“Fritzi must disappear—for the night?” said the little Viennese smiling wisely, but with a trace of cynicism. “The little American must not be reminded—h’m? We will go.... For you have done so much for me, you big, strange, platonic Mr. Billy!” Dazzlingly she smiled on him, her dark eyes quizzically provocative.
“You’re not at the Grand?”
“No, not that.” She named another. “You come see me, when that girl goes—h’m?”
Billy caught the German’s eyes upon him, in their depths a faint trouble, a vague appeal. He comprehended that the infatuated young man had engaged in the tortuous business of keeping sparks from tinder.

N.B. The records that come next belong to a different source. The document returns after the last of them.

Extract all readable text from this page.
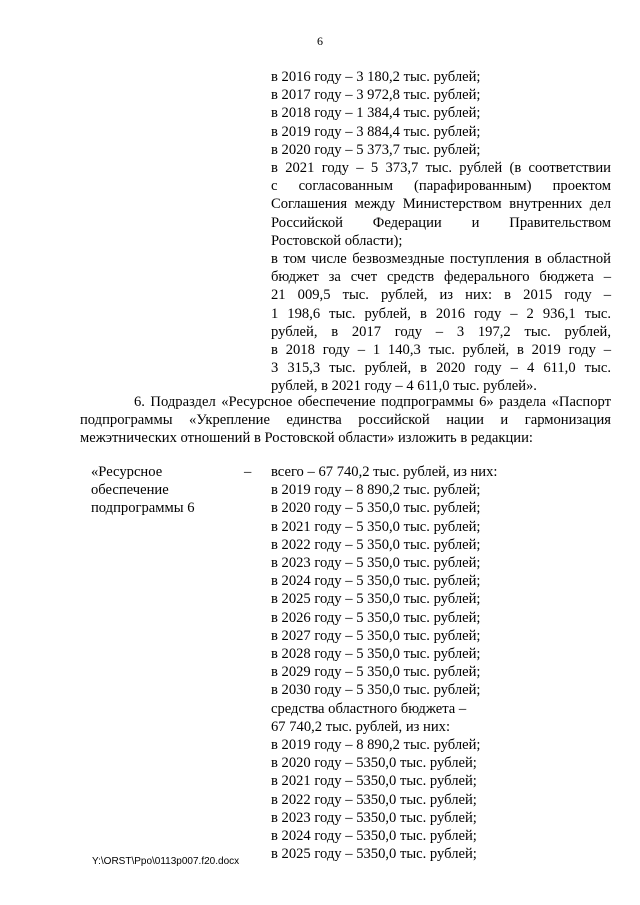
6
в 2016 году – 3 180,2 тыс. рублей;
в 2017 году – 3 972,8 тыс. рублей;
в 2018 году – 1 384,4 тыс. рублей;
в 2019 году – 3 884,4 тыс. рублей;
в 2020 году – 5 373,7 тыс. рублей;
в 2021 году – 5 373,7 тыс. рублей (в соответствии
с согласованным (парафированным) проектом
Соглашения между Министерством внутренних дел
Российской Федерации и Правительством
Ростовской области);
в том числе безвозмездные поступления в областной
бюджет за счет средств федерального бюджета –
21 009,5 тыс. рублей, из них: в 2015 году –
1 198,6 тыс. рублей, в 2016 году – 2 936,1 тыс.
рублей, в 2017 году – 3 197,2 тыс. рублей,
в 2018 году – 1 140,3 тыс. рублей, в 2019 году –
3 315,3 тыс. рублей, в 2020 году – 4 611,0 тыс.
рублей, в 2021 году – 4 611,0 тыс. рублей».
6. Подраздел «Ресурсное обеспечение подпрограммы 6» раздела «Паспорт
подпрограммы «Укрепление единства российской нации и гармонизация
межэтнических отношений в Ростовской области» изложить в редакции:
«Ресурсное
обеспечение
подпрограммы 6
– всего – 67 740,2 тыс. рублей, из них:
в 2019 году – 8 890,2 тыс. рублей;
в 2020 году – 5 350,0 тыс. рублей;
в 2021 году – 5 350,0 тыс. рублей;
в 2022 году – 5 350,0 тыс. рублей;
в 2023 году – 5 350,0 тыс. рублей;
в 2024 году – 5 350,0 тыс. рублей;
в 2025 году – 5 350,0 тыс. рублей;
в 2026 году – 5 350,0 тыс. рублей;
в 2027 году – 5 350,0 тыс. рублей;
в 2028 году – 5 350,0 тыс. рублей;
в 2029 году – 5 350,0 тыс. рублей;
в 2030 году – 5 350,0 тыс. рублей;
средства областного бюджета –
67 740,2 тыс. рублей, из них:
в 2019 году – 8 890,2 тыс. рублей;
в 2020 году – 5350,0 тыс. рублей;
в 2021 году – 5350,0 тыс. рублей;
в 2022 году – 5350,0 тыс. рублей;
в 2023 году – 5350,0 тыс. рублей;
в 2024 году – 5350,0 тыс. рублей;
в 2025 году – 5350,0 тыс. рублей;
Y:\ORST\Ppo\0113p007.f20.docx
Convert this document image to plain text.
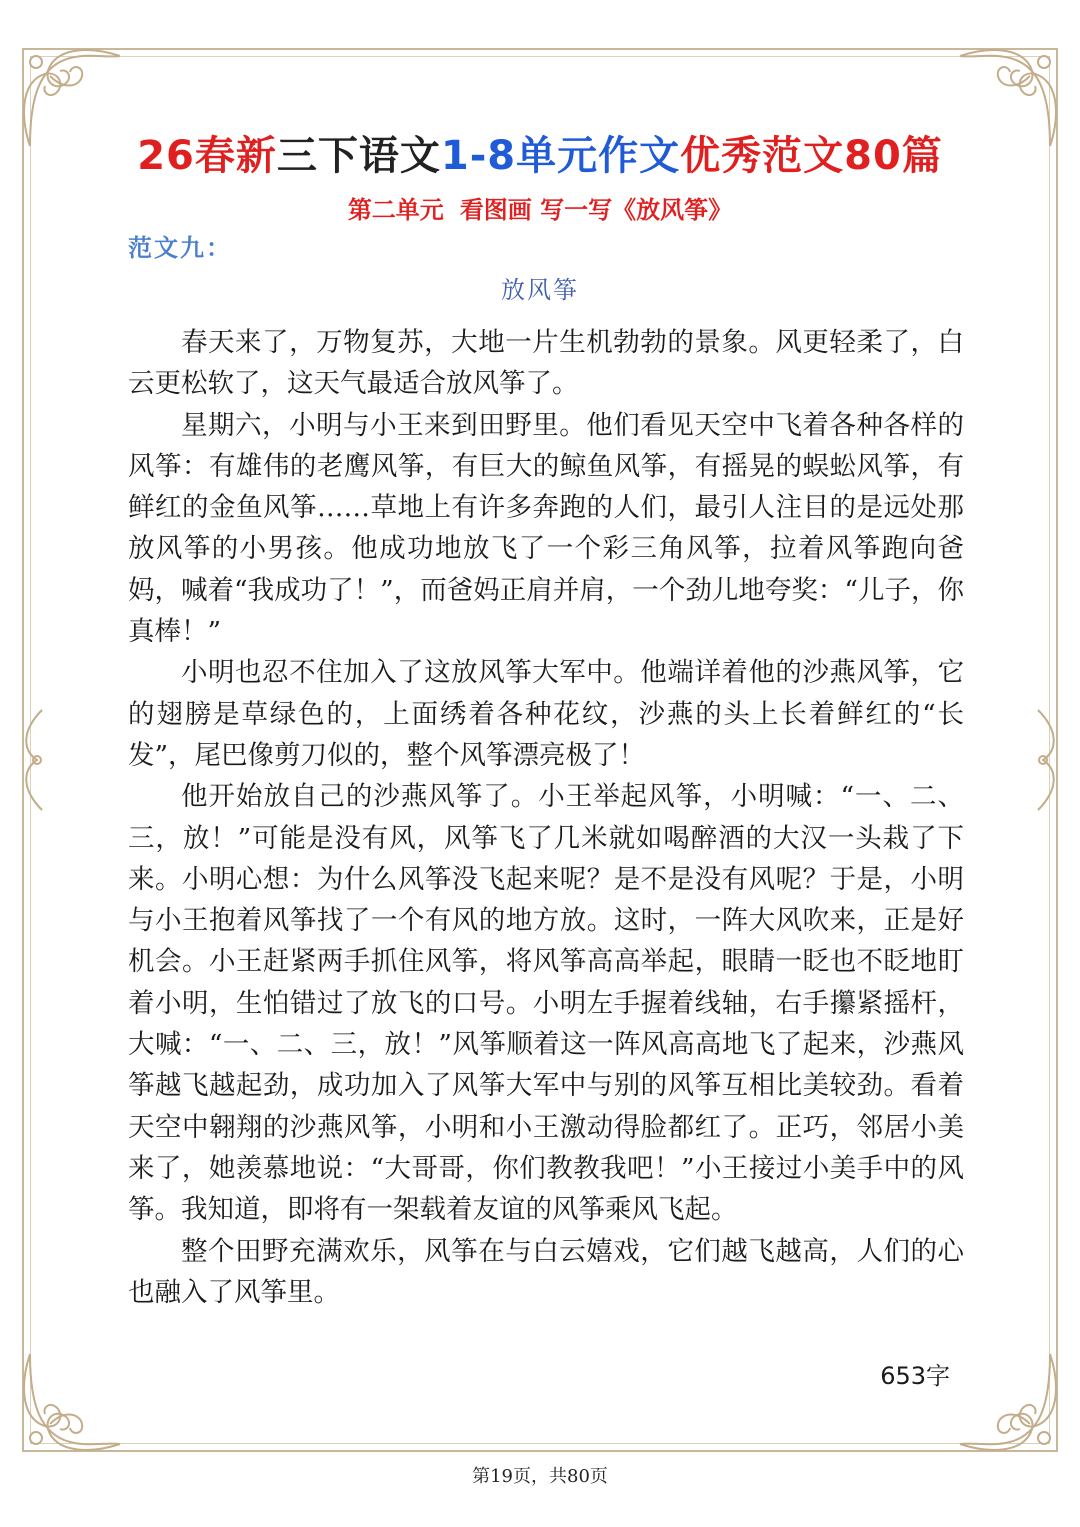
26春新三下语文1-8单元作文优秀范文80篇
第二单元 看图画 写一写《放风筝》
范文九：
放风筝

春天来了，万物复苏，大地一片生机勃勃的景象。风更轻柔了，白云更松软了，这天气最适合放风筝了。

星期六，小明与小王来到田野里。他们看见天空中飞着各种各样的风筝：有雄伟的老鹰风筝，有巨大的鲸鱼风筝，有摇晃的蜈蚣风筝，有鲜红的金鱼风筝……草地上有许多奔跑的人们，最引人注目的是远处那放风筝的小男孩。他成功地放飞了一个彩三角风筝，拉着风筝跑向爸妈，喊着“我成功了！”，而爸妈正肩并肩，一个劲儿地夸奖：“儿子，你真棒！”

小明也忍不住加入了这放风筝大军中。他端详着他的沙燕风筝，它的翅膀是草绿色的，上面绣着各种花纹，沙燕的头上长着鲜红的“长发”，尾巴像剪刀似的，整个风筝漂亮极了！

他开始放自己的沙燕风筝了。小王举起风筝，小明喊：“一、二、三，放！”可能是没有风，风筝飞了几米就如喝醉酒的大汉一头栽了下来。小明心想：为什么风筝没飞起来呢？是不是没有风呢？于是，小明与小王抱着风筝找了一个有风的地方放。这时，一阵大风吹来，正是好机会。小王赶紧两手抓住风筝，将风筝高高举起，眼睛一眨也不眨地盯着小明，生怕错过了放飞的口号。小明左手握着线轴，右手攥紧摇杆，大喊：“一、二、三，放！”风筝顺着这一阵风高高地飞了起来，沙燕风筝越飞越起劲，成功加入了风筝大军中与别的风筝互相比美较劲。看着天空中翱翔的沙燕风筝，小明和小王激动得脸都红了。正巧，邻居小美来了，她羡慕地说：“大哥哥，你们教教我吧！”小王接过小美手中的风筝。我知道，即将有一架载着友谊的风筝乘风飞起。

整个田野充满欢乐，风筝在与白云嬉戏，它们越飞越高，人们的心也融入了风筝里。

653字
第19页，共80页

“I’m gone to-morrow,” he replied.
“Maybe in Vienna?” went on the dancer. “We go soon—another day or so maybe—and then back over the water to that life I left! Oh, my God, how happy I am to go back to it all—to dance, to sing—Oh, I could kiss you, Mr. Billy, if it would not make you so shock!” she added with a malicious little laugh. “You know the news—about him—h’m?”
“Him?”
“Kerissen—that devil fellow. He is in Cairo with a fever—in the hospital there. A man who come from that hospital just tells us—just by accident he tell us. A bad fever, too!” She laughed in satisfaction. “I hope he burn good and hard up,” she added, with energetic spite, “and teach him not to act like a wild man. That man say he got a bad hand,” she added, with a shrewd glance at Billy.
The young man merely grunted. “I hope he has,” he replied. “It matches the rest of him. Good night.”
“Good night—for the now—h’m, Mr. Billy?” and with a quick little clasp of his big hand and a gay little backward look the girl was gone into the shadows upon the arm of her jealous cavalier.
Three people were waiting at the statue foot where he had left the English girl.
“They’ve come at last, Mr. Hill,” Lady Claire’s voice struck very gaily upon him, “and Miss Falconer has just come to tell us we must see the colored lights in the great court—and then go home. So hurry!”
She turned as she spoke and put her arm suddenly through Falconer’s who was standing next her. “Come on,” she lightly commanded, and promptly led the way.
That was something like a fairy godmother! Into Billy’s eyes flashed a warm light of gladness. Some moments out of that wretched evening should yet be his own, bitter-sweet as they were in their sharp finality.
He turned to the blue-cloaked figure at his side. “Do you like colored fire?” he demanded. “Won’t you come and see something else—something I’ve wanted to see and to have you see with me? It’s near the way out. We can meet them at the pylon.”
Of course she acquiesced. That was part of the cursed restraint between them, he was reminded, to have her accept so obediently any point-blank request of his. But for the nonce he was glad. He wanted those few minutes desperately.